Bahwa itu mesti terus-menerus dilebihkan daripada setiap jamak lain yang tidak dijumpai dalam keadaan-keadaan tapi dibiarkan ditentukan sesuai diskresi, hal ini dibebankan semata-mata pada kesempurnaan numerisnya. Dengan cara itu nabi Hosea, yang diperintahkan oleh Tuhan untuk memperanakkan anak-anak dari isteri suka zina tapi tanpa ada bilangan apapun yang diperinci, memperanakkan Jezreel, Lo-ruhamah, dan Lo-ammi, tapi tidak lebih, karena bilangannya kini sempurna dan alhasil perintah itu sendiri dipatuhi secara ketat. Jadi, ketika Balaam diajak oleh Balak untuk mengutuk bangsa Israel, upaya itu dilakukan tiga kali, dan sesudahnya itu ditinggalkan sebagai percuma dan sia-sia. Yoas, diperintah untuk menghantam bumi, menghantamnya tiga kali dan kemudian berhenti; sudah sewajarnya menyimpulkan bahwa, berhubung tak ada bilangan tertentu yang ditentukan, trinitas kali pasti cukup. Nabi Elia, ketika berkurban kepada Jehovah di hadapan para pendeta Baal, memerintahkan agar air dituangkan ke kayu tiga kali, sebelum doa. Nabi Yeremia, yang ditugasi untuk mencela serius tanah Israel, menyerunya tiga kali, sebelum mengucapkan nubuat. Nabi yang sama, saat berbantah-bantahan dengan saudara-saudara senegerinya tentang ketidaksalehan perilaku mereka dan memarahi mereka lantaran secara implisit menceritakan kepemilikan mereka atas kuil agar dia meniru pengulangan kata “kuil” yang terlalu sering oleh mereka, mengulang-ulanginya tiga kali, dengan demikian memakai bilangan tertentu sebagai ganti bilangan tak tentu. Nah, mengapa dalam kejadian pertama dan serupa, trinitas mesti dipilih dibanding setiap jamak lain, hal ini belum pernah dijelaskan oleh para penafsir Yahudi berdasarkan prinsip-prinsip umum; bahkan tidak pula berdasarkan prinsip apapun, yang mencukupi untuk penggambaran kasus-kasus paling sederhana. Tapi jika kita akui, yang kupikir sudah cukup dibuktikan, bahwa itu adalah bilangan pertama yang bisa disebut sempurna dengan keketatan yang pantas, bukan saja contoh-contoh tadi, tapi juga ratusan contoh lain sejenis, akan memiliki pemecahan rasional.

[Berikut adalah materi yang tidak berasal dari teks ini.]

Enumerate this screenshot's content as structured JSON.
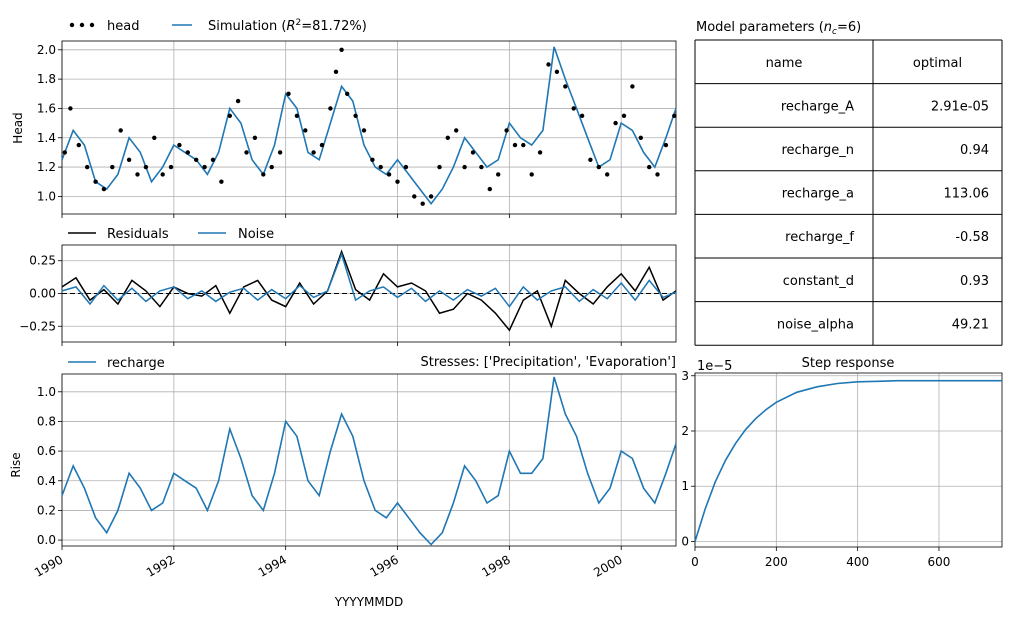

Demikianlah argumennya, yang di atasnya aku terutama memancangkan posisi berikutnya. Itu dengan sendirinya mengandung jawaban memadai untuk keberatan yang berulangkali menyerang hipotesis trinitarian, bahwa jika tiga persona dapat subsis dalam ketuhanan, mengapa tidak sepuluh; jawabannya cepat dan pasti, yaitu bahwa yang kesatu (trinitas) adalah bilangan sempurna dan perlu, sedangkan yang satu lagi (sepuluh) bukan. Itu bertentangan keras dengan para pengusung keesaan/ketunggalan persona dengan menunjukkan bahwa ketunggalan persona tiada lain hanyalah ketunggalan bilangan, yang tidak bisa subsis sendirian tapi mensyaratkan subsistensi-subsistensi lain ko-eksis bersama dengannya, sehingga mengharuskan mereka mengakui personalitas jamak ketuhanan atau tegasnya disebut politeisme. Sebab, kecuali jika kita ikut-ikutan dengan filsuf dari Stagira dan menyatakan bahwa materi seusia dengan akal/pikiran, yang berarti politeisme (dalam pengertian harfiah istilah ini), tampaknya kita terpaksa melepas gagasan ketuhanan yang subsis dalam ketunggalan bilangan dan karenanya dalam ketunggalan persona.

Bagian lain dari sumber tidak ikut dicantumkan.